First of all, I want to briefly review what antibiotics do. When I refer to antibiotics, I am generally referring to medications that help kill bacteria. Bacteria cause many respiratory infections. Viruses, however, cause the vast majority of infections such as the common cold, sinusitis, bronchitis and sore throats. Antibiotics do NOT kill viruses.
Therefore, most people who present with respiratory illnesses do not need antibiotics to get better - they will make no difference in the course of the illness. Their immune systems generally will do the job and clear the viruses from the body. There is a saying in medicine that, "a patient should see improvement in symptoms from a virus in a week with antibiotics and in seven days without them."

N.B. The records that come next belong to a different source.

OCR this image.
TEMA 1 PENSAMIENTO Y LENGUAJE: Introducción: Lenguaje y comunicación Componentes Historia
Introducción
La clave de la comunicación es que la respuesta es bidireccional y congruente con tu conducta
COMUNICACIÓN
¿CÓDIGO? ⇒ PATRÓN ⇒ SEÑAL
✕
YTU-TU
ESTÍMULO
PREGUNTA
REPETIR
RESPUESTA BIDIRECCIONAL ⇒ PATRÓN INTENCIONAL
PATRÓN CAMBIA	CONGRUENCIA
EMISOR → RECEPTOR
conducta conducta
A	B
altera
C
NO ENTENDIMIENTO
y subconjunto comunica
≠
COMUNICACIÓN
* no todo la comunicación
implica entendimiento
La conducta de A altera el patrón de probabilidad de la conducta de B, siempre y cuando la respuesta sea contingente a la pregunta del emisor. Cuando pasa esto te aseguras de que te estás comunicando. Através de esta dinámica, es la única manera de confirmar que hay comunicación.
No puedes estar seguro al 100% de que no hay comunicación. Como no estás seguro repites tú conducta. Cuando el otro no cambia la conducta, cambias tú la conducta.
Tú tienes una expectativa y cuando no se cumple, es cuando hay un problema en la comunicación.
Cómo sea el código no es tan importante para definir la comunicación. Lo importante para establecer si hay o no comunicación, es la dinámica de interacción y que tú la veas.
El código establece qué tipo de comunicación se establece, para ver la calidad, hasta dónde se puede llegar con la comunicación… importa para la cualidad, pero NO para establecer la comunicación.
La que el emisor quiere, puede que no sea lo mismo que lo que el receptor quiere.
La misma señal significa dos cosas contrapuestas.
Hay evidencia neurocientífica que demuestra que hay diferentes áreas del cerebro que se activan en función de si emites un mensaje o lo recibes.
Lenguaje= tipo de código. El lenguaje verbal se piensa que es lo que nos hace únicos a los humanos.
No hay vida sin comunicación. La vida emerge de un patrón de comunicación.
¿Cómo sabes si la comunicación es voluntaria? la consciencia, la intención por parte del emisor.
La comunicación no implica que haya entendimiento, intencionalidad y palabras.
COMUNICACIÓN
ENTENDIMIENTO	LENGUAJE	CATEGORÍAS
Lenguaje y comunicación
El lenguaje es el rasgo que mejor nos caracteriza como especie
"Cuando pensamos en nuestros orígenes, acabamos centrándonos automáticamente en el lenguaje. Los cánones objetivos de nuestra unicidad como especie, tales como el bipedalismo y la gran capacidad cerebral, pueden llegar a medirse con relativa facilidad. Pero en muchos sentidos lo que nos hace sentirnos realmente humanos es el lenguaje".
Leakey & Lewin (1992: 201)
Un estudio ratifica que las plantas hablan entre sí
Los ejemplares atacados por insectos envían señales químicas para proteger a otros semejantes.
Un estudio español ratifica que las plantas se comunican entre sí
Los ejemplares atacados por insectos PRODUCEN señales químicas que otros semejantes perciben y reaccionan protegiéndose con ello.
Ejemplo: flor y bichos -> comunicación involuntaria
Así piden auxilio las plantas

The over-prescribing of antibiotics for illnesses not caused by bacteria can lead to a very serious problem - antibiotic resistance. Most people are familiar with this concept, but don't know the details of what it means to public health.

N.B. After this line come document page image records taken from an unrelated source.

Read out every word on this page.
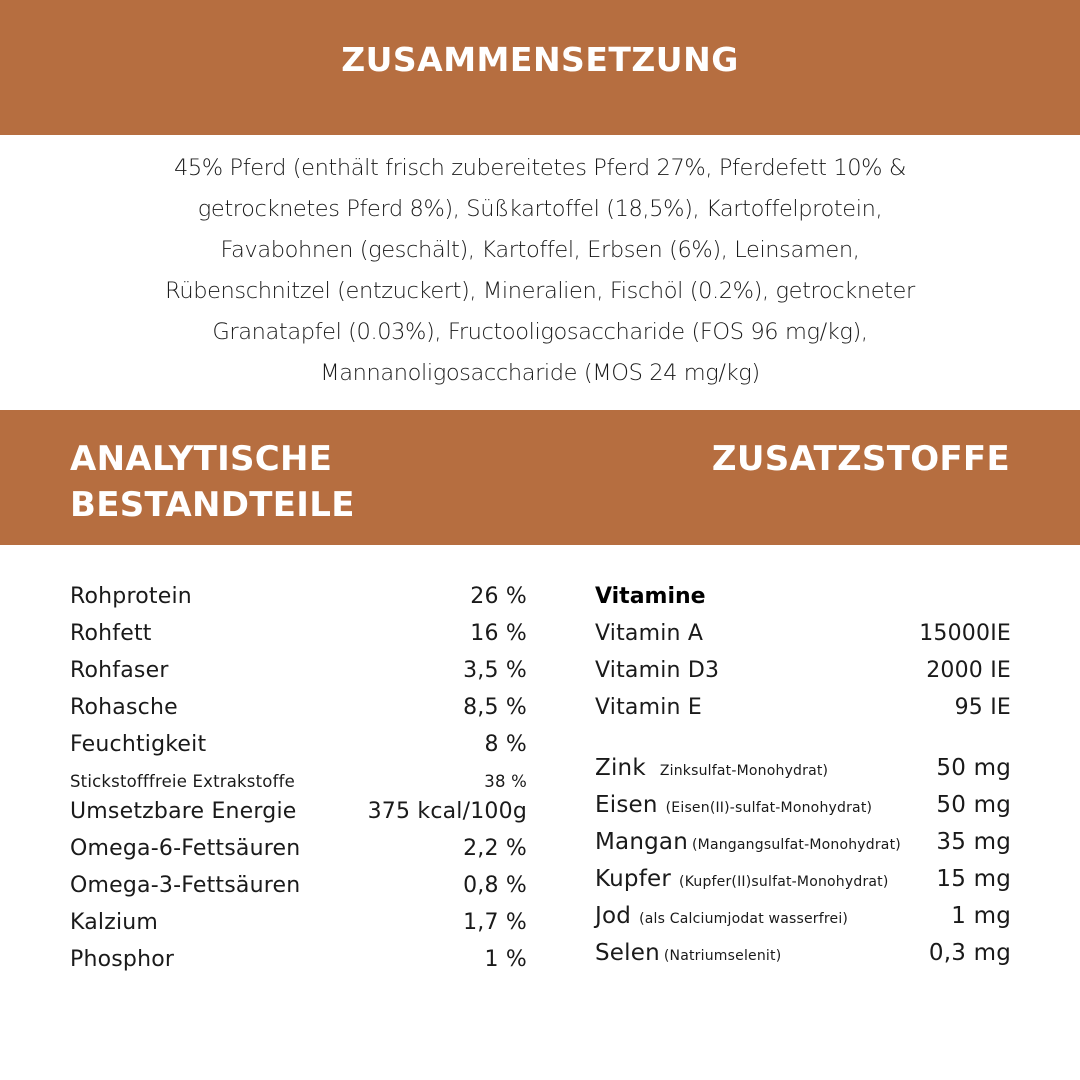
ZUSAMMENSETZUNG
45% Pferd (enthält frisch zubereitetes Pferd 27%, Pferdefett 10% &
getrocknetes Pferd 8%), Süßkartoffel (18,5%), Kartoffelprotein,
Favabohnen (geschält), Kartoffel, Erbsen (6%), Leinsamen,
Rübenschnitzel (entzuckert), Mineralien, Fischöl (0.2%), getrockneter
Granatapfel (0.03%), Fructooligosaccharide (FOS 96 mg/kg),
Mannanoligosaccharide (MOS 24 mg/kg)
ANALYTISCHE
BESTANDTEILE
ZUSATZSTOFFE
Rohprotein	26 %
Rohfett	16 %
Rohfaser	3,5 %
Rohasche	8,5 %
Feuchtigkeit	8 %
Stickstofffreie Extrakstoffe	38 %
Umsetzbare Energie	375 kcal/100g
Omega-6-Fettsäuren	2,2 %
Omega-3-Fettsäuren	0,8 %
Kalzium	1,7 %
Phosphor	1 %
Vitamine
Vitamin A	15000IE
Vitamin D3	2000 IE
Vitamin E	95 IE
Zink Zinksulfat-Monohydrat)	50 mg
Eisen (Eisen(II)-sulfat-Monohydrat)	50 mg
Mangan (Mangangsulfat-Monohydrat) 35 mg
Kupfer (Kupfer(II)sulfat-Monohydrat) 15 mg
Jod (als Calciumjodat wasserfrei)	1 mg
Selen (Natriumselenit)	0,3 mg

The discovery of penicillin was a huge advance in medicine. People who would have died or developed serious complications from simple things like strep throat no longer had to be as fearful for their health.
However, as the use of penicillin became more commonplace, physicians began to notice that it was not as effective in treating infections - the bacteria were staying one step ahead of medical science. The bacteria were developing resistance to penicillin.
Resistance develops through natural selection. A person may have millions of a particular bacterium inhabiting their respiratory tract (or any other area of the body). Somewhere in those millions of bacteria, there may be a very few that have developed a genetic mutation giving them the ability to ward off the effect of a particular antibiotic.
When a patient who is infected with these bacteria takes the antibiotic, it will kill off only the bacteria that are sensitive to it. Those few who had the mutation will be spared to reproduce and spread. Typically, killing off most of the bacteria will allow the patient to recover. The problem occurs the next time these remaining bugs cause a problem - they are now too numerous to be killed by the original antibiotic.
Resistance can also develop if a patient does not complete a course of antibiotics for an infection. This happens often when someone starts to feel better and quits taking the medication. The bacteria that are most sensitive to the antibiotic are killed off early in the course of treatment. When the patient stops taking the medication the ones that have more resistance survive to reproduce and refine their ability to resist the antibiotic.
Resistance would not be a major problem if the bacteria did their business, killed the patient and that was that (as long as you weren't the patient). However, bacteria are more than happy to spread to a new host and set up shop - hence the public health threat of these resistant bacteria spreading throughout the population.
To make matters even worse, some bacteria have the ability to share their antibiotic resistance with other bacteria. They do this by sharing with each other the pieces of their DNA that code for resistance.
From day one in the science of infectious diseases, it has been a constant battle of man against nature. As bacteria become resistant to one antibiotic, another must be discovered that will kill the resistant bugs. Scientists have been staying ahead of nature for a long time, but new antibiotics are becoming harder to find and develop - the bacteria are starting to win the war.